Tesla is an exciting company, but one of the drawbacks to investing in Tesla is that the company is burning through cash as it ramps up Model 3 production and its gigafactory. Tencent sees promise, though, investing $1.7 billion this past March for about a 5% stake. That price equated to about $210 per share, so Tencent is already up 50% on its investment! Of the Tesla investment, Tencent management said [transcript via Seeking Alpha]:

That automobile is becoming a smart device and there will be much more connection between the physical world and the virtual world. So that's the reason we felt we want to partner with the leading company in such field right now in order for us to get on with these capability as well as to figure out whether we can learn something new or whether we can actually build some businesses together.

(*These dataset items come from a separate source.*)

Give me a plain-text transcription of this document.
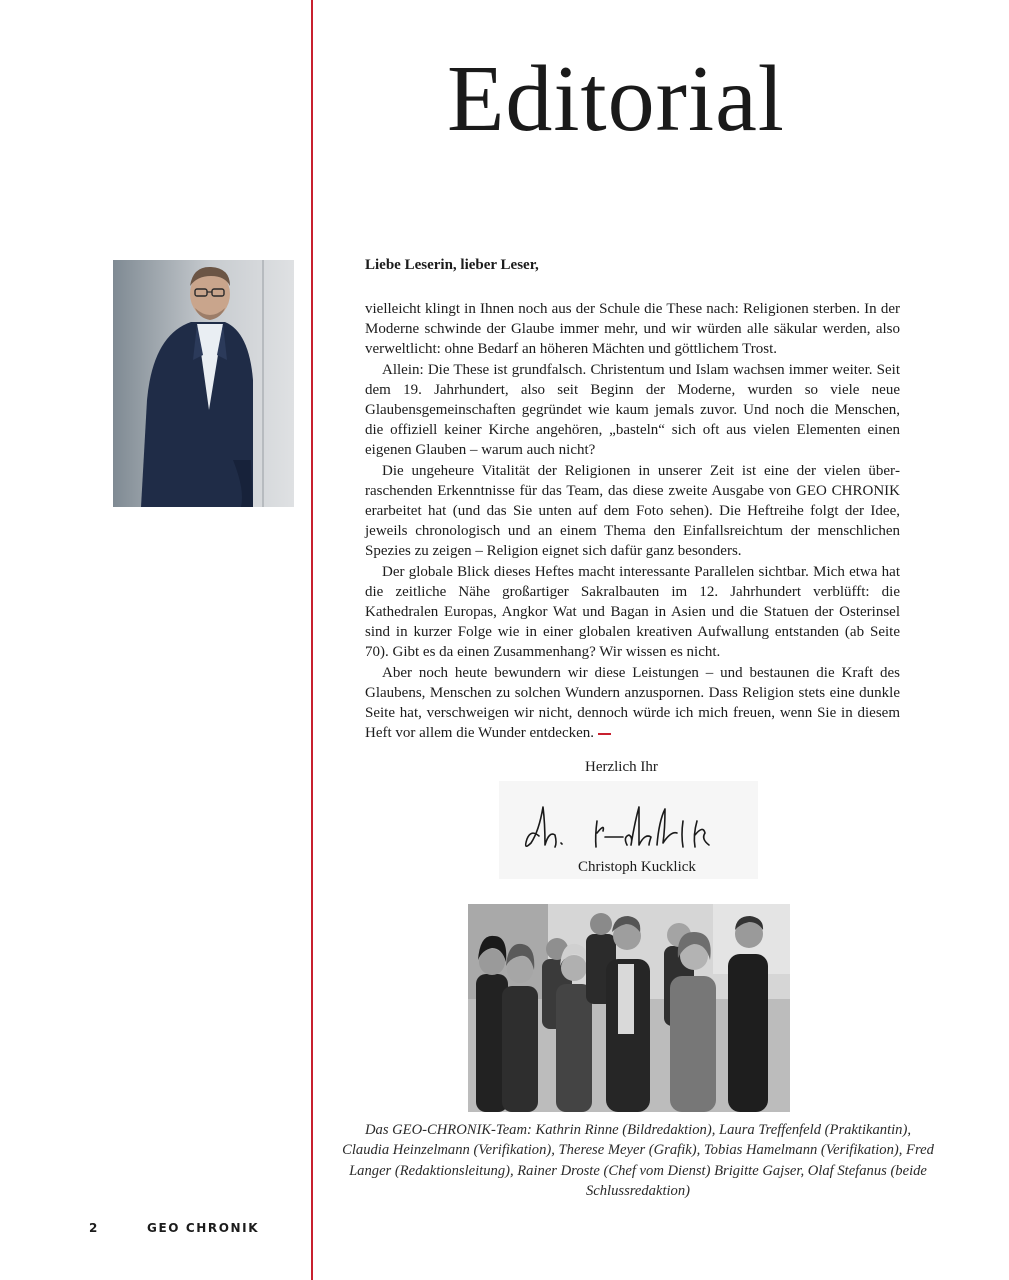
Editorial

Liebe Leserin, lieber Leser,

vielleicht klingt in Ihnen noch aus der Schule die These nach: Religionen sterben. In der Moderne schwinde der Glaube immer mehr, und wir würden alle säkular werden, also verweltlicht: ohne Bedarf an höheren Mächten und göttlichem Trost.

Allein: Die These ist grundfalsch. Christentum und Islam wachsen immer weiter. Seit dem 19. Jahrhundert, also seit Beginn der Moderne, wurden so viele neue Glaubensgemeinschaften gegründet wie kaum jemals zuvor. Und noch die Menschen, die offiziell keiner Kirche angehören, „basteln“ sich oft aus vielen Elementen einen eigenen Glauben – warum auch nicht?

Die ungeheure Vitalität der Religionen in unserer Zeit ist eine der vielen überraschenden Erkenntnisse für das Team, das diese zweite Ausgabe von GEO CHRONIK erarbeitet hat (und das Sie unten auf dem Foto sehen). Die Heftreihe folgt der Idee, jeweils chronologisch und an einem Thema den Einfallsreichtum der menschlichen Spezies zu zeigen – Religion eignet sich dafür ganz besonders.

Der globale Blick dieses Heftes macht interessante Parallelen sichtbar. Mich etwa hat die zeitliche Nähe großartiger Sakralbauten im 12. Jahrhundert verblüfft: die Kathedralen Europas, Angkor Wat und Bagan in Asien und die Statuen der Osterinsel sind in kurzer Folge wie in einer globalen kreativen Aufwallung entstanden (ab Seite 70). Gibt es da einen Zusammenhang? Wir wissen es nicht.

Aber noch heute bewundern wir diese Leistungen – und bestaunen die Kraft des Glaubens, Menschen zu solchen Wundern anzuspornen. Dass Religion stets eine dunkle Seite hat, verschweigen wir nicht, dennoch würde ich mich freuen, wenn Sie in diesem Heft vor allem die Wunder entdecken.

Herzlich Ihr

Christoph Kucklick

Das GEO-CHRONIK-Team: Kathrin Rinne (Bildredaktion), Laura Treffenfeld (Praktikantin), Claudia Heinzelmann (Verifikation), Therese Meyer (Grafik), Tobias Hamelmann (Verifikation), Fred Langer (Redaktionsleitung), Rainer Droste (Chef vom Dienst) Brigitte Gajser, Olaf Stefanus (beide Schlussredaktion)

2	GEO CHRONIK
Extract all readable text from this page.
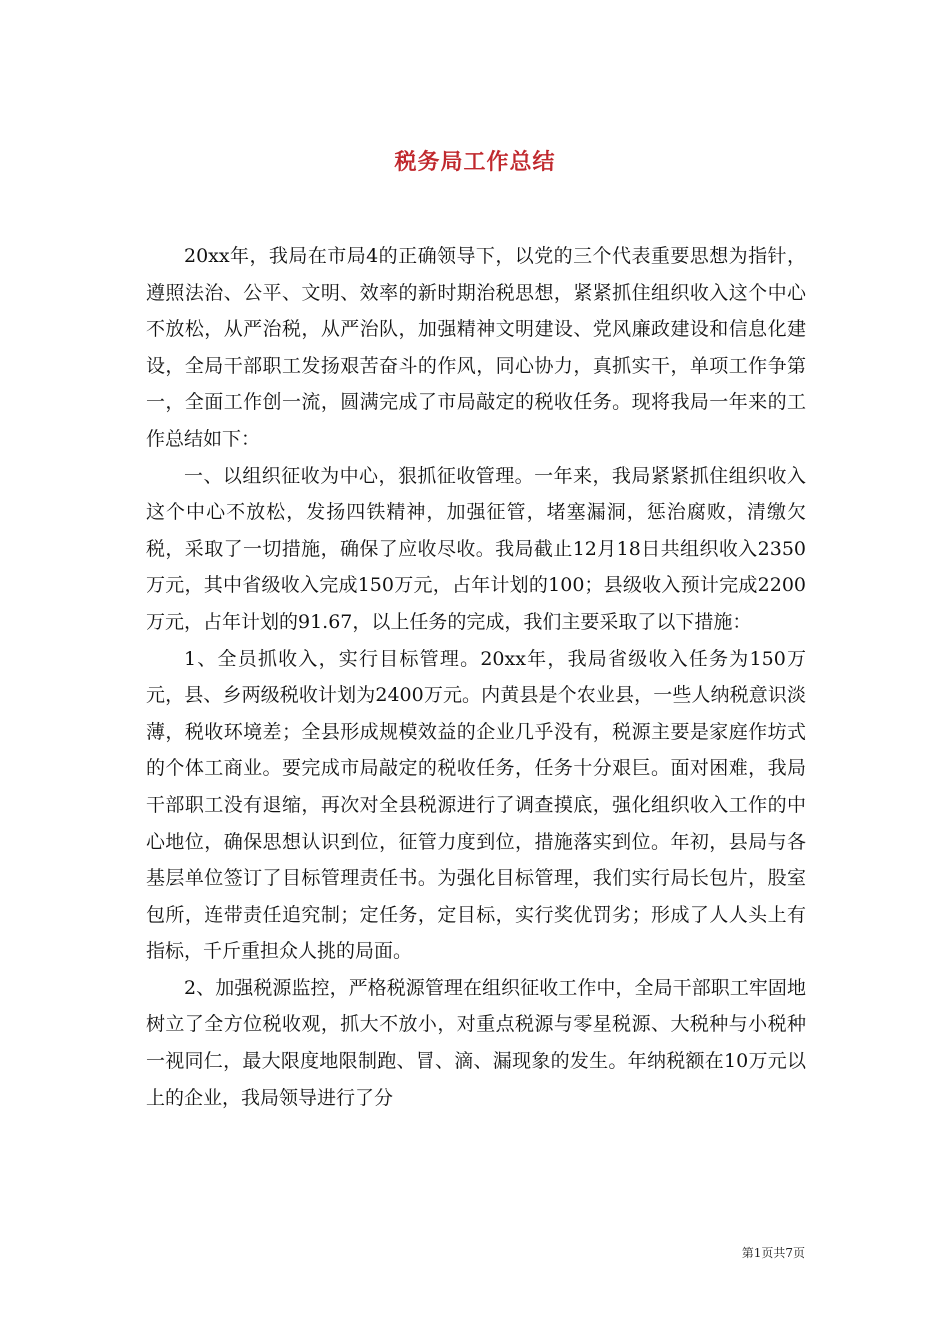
税务局工作总结

20xx年，我局在市局4的正确领导下，以党的三个代表重要思想为指针，遵照法治、公平、文明、效率的新时期治税思想，紧紧抓住组织收入这个中心不放松，从严治税，从严治队，加强精神文明建设、党风廉政建设和信息化建设，全局干部职工发扬艰苦奋斗的作风，同心协力，真抓实干，单项工作争第一，全面工作创一流，圆满完成了市局敲定的税收任务。现将我局一年来的工作总结如下：

一、以组织征收为中心，狠抓征收管理。一年来，我局紧紧抓住组织收入这个中心不放松，发扬四铁精神，加强征管，堵塞漏洞，惩治腐败，清缴欠税，采取了一切措施，确保了应收尽收。我局截止12月18日共组织收入2350万元，其中省级收入完成150万元，占年计划的100；县级收入预计完成2200万元，占年计划的91.67，以上任务的完成，我们主要采取了以下措施：

1、全员抓收入，实行目标管理。20xx年，我局省级收入任务为150万元，县、乡两级税收计划为2400万元。内黄县是个农业县，一些人纳税意识淡薄，税收环境差；全县形成规模效益的企业几乎没有，税源主要是家庭作坊式的个体工商业。要完成市局敲定的税收任务，任务十分艰巨。面对困难，我局干部职工没有退缩，再次对全县税源进行了调查摸底，强化组织收入工作的中心地位，确保思想认识到位，征管力度到位，措施落实到位。年初，县局与各基层单位签订了目标管理责任书。为强化目标管理，我们实行局长包片，股室包所，连带责任追究制；定任务，定目标，实行奖优罚劣；形成了人人头上有指标，千斤重担众人挑的局面。

2、加强税源监控，严格税源管理在组织征收工作中，全局干部职工牢固地树立了全方位税收观，抓大不放小，对重点税源与零星税源、大税种与小税种一视同仁，最大限度地限制跑、冒、滴、漏现象的发生。年纳税额在10万元以上的企业，我局领导进行了分

第1页共7页
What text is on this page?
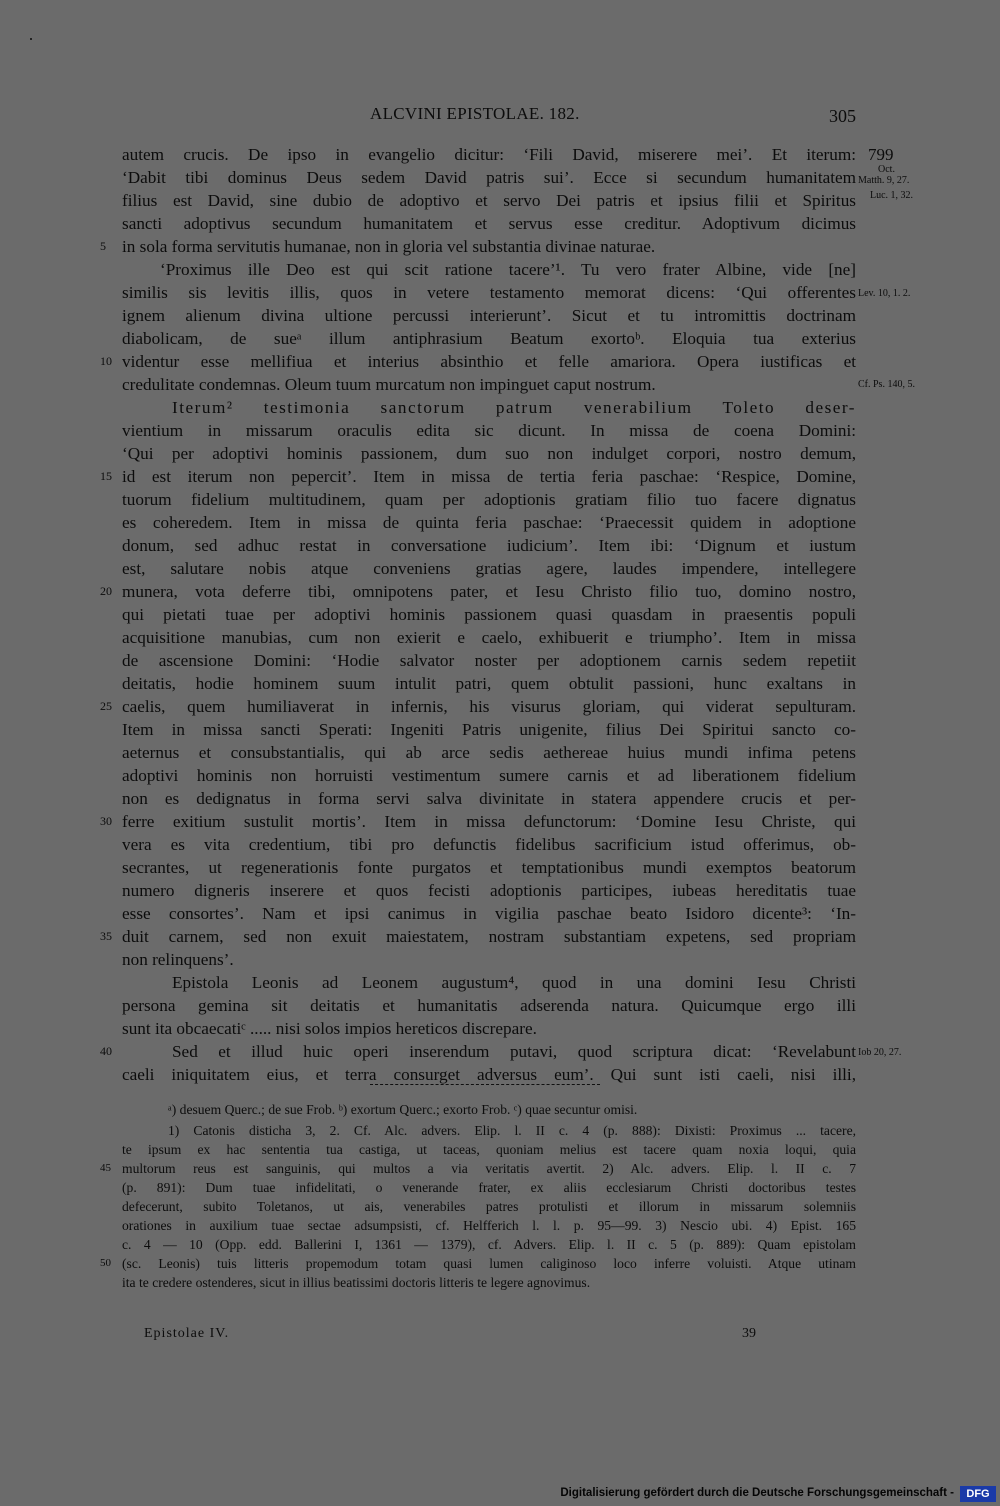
ALCVINI EPISTOLAE. 182.	305
autem crucis. De ipso in evangelio dicitur: ‘Fili David, miserere mei’. Et iterum:
‘Dabit tibi dominus Deus sedem David patris sui’. Ecce si secundum humanitatem
filius est David, sine dubio de adoptivo et servo Dei patris et ipsius filii et Spiritus
sancti adoptivus secundum humanitatem et servus esse creditur. Adoptivum dicimus
in sola forma servitutis humanae, non in gloria vel substantia divinae naturae.
‘Proximus ille Deo est qui scit ratione tacere’¹. Tu vero frater Albine, vide [ne]
similis sis levitis illis, quos in vetere testamento memorat dicens: ‘Qui offerentes
ignem alienum divina ultione percussi interierunt’. Sicut et tu intromittis doctrinam
diabolicam, de sueᵃ illum antiphrasium Beatum exortoᵇ. Eloquia tua exterius
videntur esse mellifiua et interius absinthio et felle amariora. Opera iustificas et
credulitate condemnas. Oleum tuum murcatum non impinguet caput nostrum.
Iterum² testimonia sanctorum patrum venerabilium Toleto deser-
vientium in missarum oraculis edita sic dicunt. In missa de coena Domini:
‘Qui per adoptivi hominis passionem, dum suo non indulget corpori, nostro demum,
id est iterum non pepercit’. Item in missa de tertia feria paschae: ‘Respice, Domine,
tuorum fidelium multitudinem, quam per adoptionis gratiam filio tuo facere dignatus
es coheredem. Item in missa de quinta feria paschae: ‘Praecessit quidem in adoptione
donum, sed adhuc restat in conversatione iudicium’. Item ibi: ‘Dignum et iustum
est, salutare nobis atque conveniens gratias agere, laudes impendere, intellegere
munera, vota deferre tibi, omnipotens pater, et Iesu Christo filio tuo, domino nostro,
qui pietati tuae per adoptivi hominis passionem quasi quasdam in praesentis populi
acquisitione manubias, cum non exierit e caelo, exhibuerit e triumpho’. Item in missa
de ascensione Domini: ‘Hodie salvator noster per adoptionem carnis sedem repetiit
deitatis, hodie hominem suum intulit patri, quem obtulit passioni, hunc exaltans in
caelis, quem humiliaverat in infernis, his visurus gloriam, qui viderat sepulturam.
Item in missa sancti Sperati: Ingeniti Patris unigenite, filius Dei Spiritui sancto co-
aeternus et consubstantialis, qui ab arce sedis aethereae huius mundi infima petens
adoptivi hominis non horruisti vestimentum sumere carnis et ad liberationem fidelium
non es dedignatus in forma servi salva divinitate in statera appendere crucis et per-
ferre exitium sustulit mortis’. Item in missa defunctorum: ‘Domine Iesu Christe, qui
vera es vita credentium, tibi pro defunctis fidelibus sacrificium istud offerimus, ob-
secrantes, ut regenerationis fonte purgatos et temptationibus mundi exemptos beatorum
numero digneris inserere et quos fecisti adoptionis participes, iubeas hereditatis tuae
esse consortes’. Nam et ipsi canimus in vigilia paschae beato Isidoro dicente³: ‘In-
duit carnem, sed non exuit maiestatem, nostram substantiam expetens, sed propriam
non relinquens’.
Epistola Leonis ad Leonem augustum⁴, quod in una domini Iesu Christi
persona gemina sit deitatis et humanitatis adserenda natura. Quicumque ergo illi
sunt ita obcaecatiᶜ ..... nisi solos impios hereticos discrepare.
Sed et illud huic operi inserendum putavi, quod scriptura dicat: ‘Revelabunt
caeli iniquitatem eius, et terra consurget adversus eum’. Qui sunt isti caeli, nisi illi,
5
10
15
20
25
30
35
40
799
Oct.
Matth. 9, 27.
Luc. 1, 32.
Lev. 10, 1. 2.
Cf. Ps. 140, 5.
Iob 20, 27.
ᵃ) desuem Querc.; de sue Frob. ᵇ) exortum Querc.; exorto Frob. ᶜ) quae secuntur omisi.
1) Catonis disticha 3, 2. Cf. Alc. advers. Elip. l. II c. 4 (p. 888): Dixisti: Proximus ... tacere,
te ipsum ex hac sententia tua castiga, ut taceas, quoniam melius est tacere quam noxia loqui, quia
multorum reus est sanguinis, qui multos a via veritatis avertit. 2) Alc. advers. Elip. l. II c. 7
(p. 891): Dum tuae infidelitati, o venerande frater, ex aliis ecclesiarum Christi doctoribus testes
defecerunt, subito Toletanos, ut ais, venerabiles patres protulisti et illorum in missarum solemniis
orationes in auxilium tuae sectae adsumpsisti, cf. Helfferich l. l. p. 95—99. 3) Nescio ubi. 4) Epist. 165
c. 4 — 10 (Opp. edd. Ballerini I, 1361 — 1379), cf. Advers. Elip. l. II c. 5 (p. 889): Quam epistolam
(sc. Leonis) tuis litteris propemodum totam quasi lumen caliginoso loco inferre voluisti. Atque utinam
ita te credere ostenderes, sicut in illius beatissimi doctoris litteris te legere agnovimus.
45
50
Epistolae IV.	39
Digitalisierung gefördert durch die Deutsche Forschungsgemeinschaft -	DFG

Sounds pretty general, but it appears Tencent believes Tesla will be a good strategic partner going forward.

Oh, Snap

Tencent was an early investor in Snap, investing in a private fundraising round in 2013. Snap went public in early 2017. After Snap's stock plunged after its third-quarter earnings report in November, it was revealed that Tencent had bought 12% of the company. The company did not reveal what it paid for the shares.

The Snapchat purchase not only shows confidence in the beleaguered app, whose stock now sits below its IPO price, but could also allow Tencent to market its games to Snapchat's 173 million active users. After all, Tencent just released Strike of Kings, an English-language version of Honour of Kings aimed at Western audiences.

Spotify swap

In early December, Tencent announced a deal in which it is swapping 10% of its Tencent Music subsidiary for 10% of Spotify. Both companies are potentially going public soon, and the strategic tie-up could boost the prospects of each. For instance, the companies could possibly share data and advertise across both markets. Combined scale could also lead to greater leverage with music labels.

Apple Music chief Jimmy Iovine recently said it may be difficult for Spotify to become profitable as a stand-alone streaming app, despite recently passing 60 million users. It appears Spotify realized scale is one of the tools it can use to boost profitability, and the Tencent Music tie-up fits the bill.

Two cents on Tencent

Tencent has reportedly invested $3.5 billion in 41 tech start-ups since 2011. By owning shares of Tencent, you own stakes in all of these businesses, as well as the dominant internet platform in China. I like that setup better than owning Snapchat or Tesla outright.

Of course, if a company as skillful as Tencent is investing in Tesla, Snapchat, and Spotify, those with a bigger risk appetite may want to give those companies a look. There's obviously something there.